3 Flash effects
As long as you have permission – some sports and events don’t allow use of flash as it’s too distracting – using your flash can create some bright and colourful effects.
Instead of using flash for freezing the action, combine it with a slower shutter speed to capture some creative blur to demonstrate a real sense of movement.
Try a shutter speed of around 1/30 sec – depending on how fast your subject is moving – and set your aperture for the ambient light of your scene, using your flash to light your subjects.
If you need your flash to project further, simply increase the ISO. Also try setting your camera to ‘2nd-curtain sync’ and your flash will fire right before the end of your exposure (rather than immediately after the exposure starts, as default with 1st-curtain sync) to create a trail behind your moving subjects.

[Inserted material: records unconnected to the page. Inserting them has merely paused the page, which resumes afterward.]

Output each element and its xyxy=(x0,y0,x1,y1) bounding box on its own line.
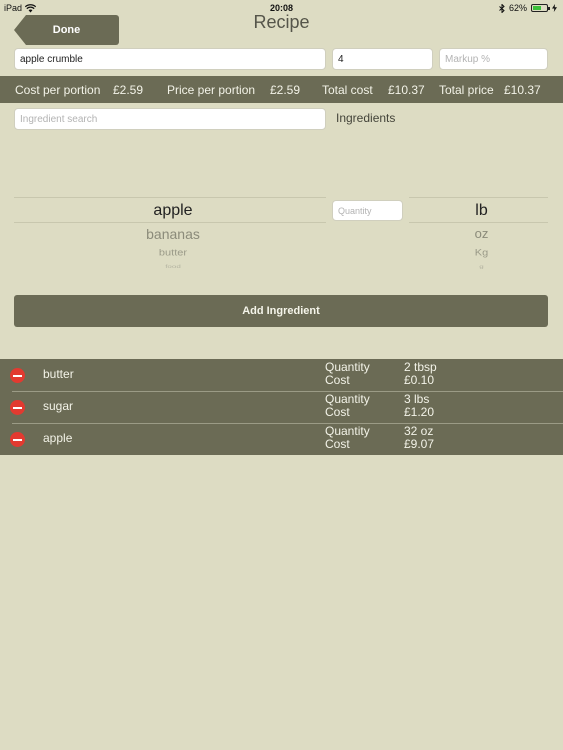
total-price-value: £10.37 xyxy=(504,83,541,97)
battery-tip xyxy=(548,7,550,10)
price-per-portion-value: £2.59 xyxy=(270,83,301,97)
ingredient-name: butter xyxy=(43,367,74,381)
cost-per-portion-label: Cost per portion xyxy=(15,83,101,97)
picker-ingredient-option[interactable]: food xyxy=(14,264,332,269)
list-item[interactable]: apple Quantity Cost 32 oz £9.07 xyxy=(0,423,563,455)
cost-label: Cost xyxy=(325,437,350,451)
ingredient-list: butter Quantity Cost 2 tbsp £0.10 sugar … xyxy=(0,359,563,455)
page-title: Recipe xyxy=(253,12,310,32)
cost-value: £0.10 xyxy=(404,373,435,387)
picker-divider xyxy=(409,222,548,223)
cost-value: £1.20 xyxy=(404,405,435,419)
picker-divider xyxy=(14,197,326,198)
summary-bar: Cost per portion £2.59 Price per portion… xyxy=(0,76,563,103)
portions-input[interactable] xyxy=(332,48,433,70)
cost-label: Cost xyxy=(325,373,350,387)
battery-icon xyxy=(531,4,550,12)
picker-divider xyxy=(409,197,548,198)
charging-icon xyxy=(552,4,557,12)
delete-icon[interactable] xyxy=(10,368,25,383)
ingredients-label: Ingredients xyxy=(336,111,396,125)
cost-label: Cost xyxy=(325,405,350,419)
total-price-label: Total price xyxy=(439,83,494,97)
delete-icon[interactable] xyxy=(10,432,25,447)
total-cost-label: Total cost xyxy=(322,83,373,97)
unit-picker[interactable]: lb oz Kg g xyxy=(409,197,548,277)
recipe-name-input[interactable] xyxy=(14,48,326,70)
picker-unit-option[interactable]: lb xyxy=(409,202,554,220)
ingredient-picker[interactable]: apple bananas butter food xyxy=(14,197,326,277)
picker-divider xyxy=(14,222,326,223)
cost-per-portion-value: £2.59 xyxy=(113,83,144,97)
ingredient-name: sugar xyxy=(43,399,74,413)
cost-value: £9.07 xyxy=(404,437,435,451)
list-item[interactable]: butter Quantity Cost 2 tbsp £0.10 xyxy=(0,359,563,391)
ingredient-search-input[interactable] xyxy=(14,108,326,130)
battery-fill xyxy=(533,6,542,10)
picker-ingredient-option[interactable]: butter xyxy=(14,248,332,258)
delete-icon[interactable] xyxy=(10,400,25,415)
quantity-input[interactable] xyxy=(332,200,403,221)
price-per-portion-label: Price per portion xyxy=(167,83,256,97)
picker-ingredient-option[interactable]: apple xyxy=(14,202,332,220)
ingredient-name: apple xyxy=(43,431,73,445)
picker-unit-option[interactable]: Kg xyxy=(409,248,554,258)
list-item[interactable]: sugar Quantity Cost 3 lbs £1.20 xyxy=(0,391,563,423)
picker-ingredient-option[interactable]: bananas xyxy=(14,226,332,242)
total-cost-value: £10.37 xyxy=(388,83,425,97)
picker-unit-option[interactable]: oz xyxy=(409,226,554,241)
picker-unit-option[interactable]: g xyxy=(409,264,554,269)
markup-input[interactable] xyxy=(439,48,548,70)
add-ingredient-button[interactable]: Add Ingredient xyxy=(14,295,548,327)
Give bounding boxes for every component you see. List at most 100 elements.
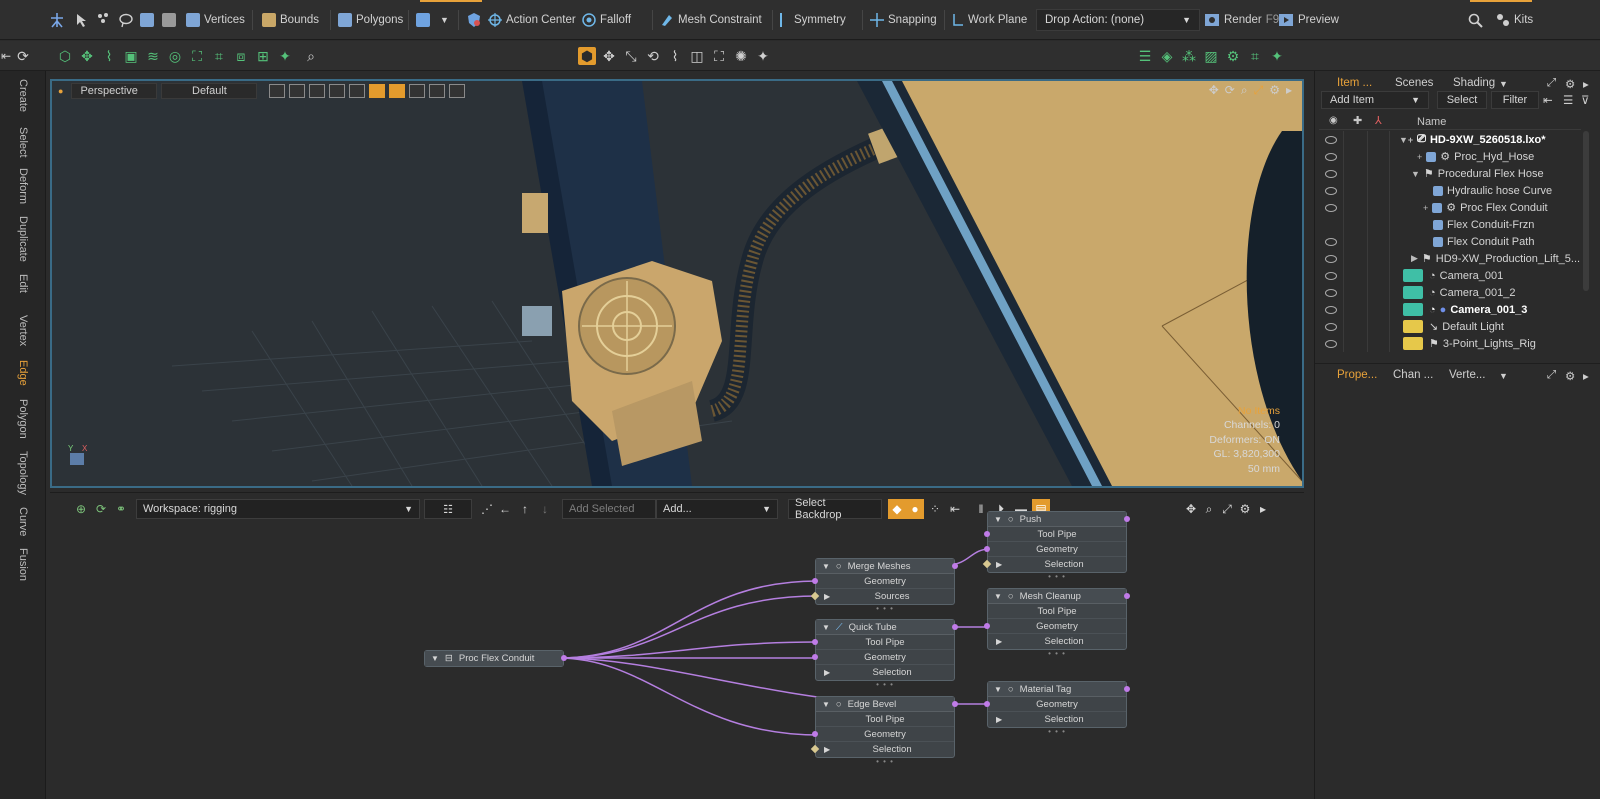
node-mesh-cleanup[interactable]: ▼ ○ Mesh Cleanup Tool Pipe Geometry ▶ Selec… [984, 588, 1130, 658]
visibility-eye-icon[interactable] [1325, 169, 1337, 178]
tab-curve[interactable]: Curve [17, 507, 29, 536]
list-icon[interactable]: ☰ [1136, 47, 1154, 65]
output-port[interactable] [1124, 686, 1130, 692]
item-mode-alt-icon[interactable] [162, 9, 176, 31]
settings-icon[interactable]: ⚙ [1269, 83, 1280, 98]
split-view-icon[interactable] [429, 84, 446, 98]
node-header[interactable]: ▼ ○ Edge Bevel [816, 697, 958, 712]
visibility-eye-icon[interactable] [1325, 271, 1337, 280]
output-port[interactable] [561, 655, 567, 661]
loop-tool-icon[interactable]: ◎ [166, 47, 184, 65]
node-input-selection[interactable]: ▶ Selection [988, 712, 1126, 727]
node-header[interactable]: ▼ ○ Merge Meshes [816, 559, 958, 574]
work-plane-button[interactable]: Work Plane [952, 9, 1027, 31]
node-input-geometry[interactable]: Geometry [984, 619, 1126, 634]
tree-item-active[interactable]: ◔ ● Camera_001_3 [1319, 301, 1581, 318]
falloff-button[interactable]: Falloff [582, 9, 631, 31]
node-input-tool-pipe[interactable]: Tool Pipe [816, 712, 954, 727]
tree-item[interactable]: Hydraulic hose Curve [1319, 182, 1581, 199]
scale-icon[interactable]: ⤡ [622, 47, 640, 65]
thicken-tool-icon[interactable]: ⊞ [254, 47, 272, 65]
visibility-eye-icon[interactable] [1325, 254, 1337, 263]
tab-create[interactable]: Create [17, 79, 29, 112]
paint-select-icon[interactable] [96, 9, 114, 31]
cube-select-icon[interactable]: ⬢ [578, 47, 596, 65]
tab-duplicate[interactable]: Duplicate [17, 216, 29, 262]
tree-item[interactable]: ◔ Camera_001 [1319, 267, 1581, 284]
collapse-all-icon[interactable]: ⇤ [1543, 93, 1553, 107]
kits-button[interactable]: Kits [1496, 9, 1533, 31]
collapse-arrow-icon[interactable]: ▼ [822, 700, 830, 709]
select-button[interactable]: Select [1437, 91, 1487, 109]
move-tool-icon[interactable]: ✥ [78, 47, 96, 65]
tree-item[interactable]: Flex Conduit Path [1319, 233, 1581, 250]
grid-icon[interactable] [289, 84, 306, 98]
close-icon[interactable]: ▸ [1583, 77, 1589, 91]
gear-icon[interactable]: ⚙ [1565, 369, 1575, 383]
gear-icon[interactable]: ⚙ [1565, 77, 1575, 91]
node-more-dots[interactable]: • • • [1048, 649, 1066, 658]
tab-vertex[interactable]: Vertex [17, 315, 29, 346]
node-input-tool-pipe[interactable]: Tool Pipe [984, 527, 1126, 542]
add-item-dropdown[interactable]: Add Item ▼ [1321, 91, 1429, 109]
collapse-arrow-icon[interactable]: ▼ [994, 685, 1002, 694]
input-port[interactable] [812, 639, 818, 645]
tab-polygon[interactable]: Polygon [17, 399, 29, 439]
node-more-dots[interactable]: • • • [876, 604, 894, 613]
tree-item[interactable]: + ⚙ Proc_Hyd_Hose [1319, 148, 1581, 165]
node-header[interactable]: ▼ ○ Mesh Cleanup [988, 589, 1130, 604]
plus-star-icon[interactable]: ✦ [1268, 47, 1286, 65]
output-port[interactable] [1124, 593, 1130, 599]
expand-icon[interactable]: ▸ [1286, 83, 1292, 98]
frame-icon[interactable]: ⛶ [710, 47, 728, 65]
output-port[interactable] [1124, 516, 1130, 522]
item-mode-icon[interactable] [140, 9, 154, 31]
expand-plus-icon[interactable]: + [1423, 203, 1428, 213]
cube-tool-icon[interactable]: ⬡ [56, 47, 74, 65]
viewport-pin-icon[interactable]: ● [58, 86, 63, 96]
vertices-button[interactable]: Vertices [186, 9, 245, 31]
tree-item[interactable]: ▼ ⚑ Procedural Flex Hose [1319, 165, 1581, 182]
zoom-tool-icon[interactable]: ⌕ [302, 47, 320, 65]
node-header[interactable]: ▼ ⊟ Proc Flex Conduit [425, 651, 563, 666]
maximize-icon[interactable]: ⤢ [1254, 83, 1264, 98]
expand-arrow-icon[interactable]: ▶ [1411, 253, 1418, 264]
column-settings-icon[interactable]: ☰ [1563, 93, 1573, 107]
visibility-eye-icon[interactable] [1325, 305, 1337, 314]
node-input-geometry[interactable]: Geometry [812, 574, 954, 589]
expand-arrow-icon[interactable]: ▼ [1411, 169, 1420, 179]
view-type-dropdown[interactable]: Perspective [71, 83, 158, 99]
visibility-eye-icon[interactable] [1325, 186, 1337, 195]
tab-items[interactable]: Item ... [1337, 77, 1372, 89]
maximize-icon[interactable]: ⤢ [1547, 77, 1556, 90]
output-port[interactable] [952, 563, 958, 569]
node-header[interactable]: ▼ ○ Push [988, 512, 1130, 527]
node-input-selection[interactable]: ▶ Selection [988, 634, 1126, 649]
drop-action-dropdown[interactable]: Drop Action: (none) ▼ [1036, 9, 1200, 31]
collapse-arrow-icon[interactable]: ▼ [994, 515, 1002, 524]
symmetry-button[interactable]: Symmetry [780, 9, 846, 31]
node-input-geometry[interactable]: Geometry [984, 697, 1126, 712]
path-tool-icon[interactable]: ⌇ [100, 47, 118, 65]
node-input-selection[interactable]: ▶ Selection [816, 665, 954, 680]
filter-button[interactable]: Filter [1491, 91, 1539, 109]
node-more-dots[interactable]: • • • [1048, 727, 1066, 736]
node-input-geometry[interactable]: Geometry [812, 727, 954, 742]
lasso-icon[interactable] [118, 9, 134, 31]
render-button[interactable]: Render F9 [1204, 9, 1279, 31]
polygons-button[interactable]: Polygons [338, 9, 403, 31]
tab-edge[interactable]: Edge [17, 360, 29, 386]
layers-icon[interactable]: ◈ [1158, 47, 1176, 65]
tab-fusion[interactable]: Fusion [17, 548, 29, 581]
tree-item[interactable]: ⚑ 3-Point_Lights_Rig [1319, 335, 1581, 352]
tab-shading[interactable]: Shading [1453, 77, 1495, 89]
output-port[interactable] [952, 701, 958, 707]
tree-scrollbar[interactable] [1583, 131, 1589, 291]
tab-channels[interactable]: Chan ... [1393, 369, 1433, 381]
orbit-icon[interactable]: ⟳ [1225, 83, 1235, 98]
node-input-selection[interactable]: ▶ Selection [982, 557, 1126, 572]
node-input-selection[interactable]: ▶ Selection [810, 742, 954, 757]
node-input-geometry[interactable]: Geometry [984, 542, 1126, 557]
tree-item-scene[interactable]: ▼+ ⎚ HD-9XW_5260518.lxo* [1319, 131, 1581, 148]
visibility-eye-icon[interactable] [1325, 288, 1337, 297]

4 Create an action sequence
A great way to present action sports is to create a frame-by-frame sequence. Use a wide-angle lens to fit in the entire sequence of shots and a tripod so your SLR is in the exactly same spot for each shot.
Use a manual exposure mode, with an aperture around f/5-6.3, upping your ISO as necessary to allow a fast shutter speed around 1/1000-1/2000 sec.
Switch to a high speed continuous drive mode to capture as many frames per run/jump.
Use autofocus to prefocus on a spot in line with your subject’s path, then switch to manual focus to lock it in place. You’ll want approximately four shots to stitch together in Photoshop.
5 Cool photo compositions
It’s always good to work on improving your compositional skills, so try moving around your subjects to find a different angle.
A good trick for creating an unusual sports picture is to crop in really close – just showing part of the athlete’s body, as in this football shot.
It can also be effective to go to the other extreme, and compose the shot so the competitor is very small in the frame.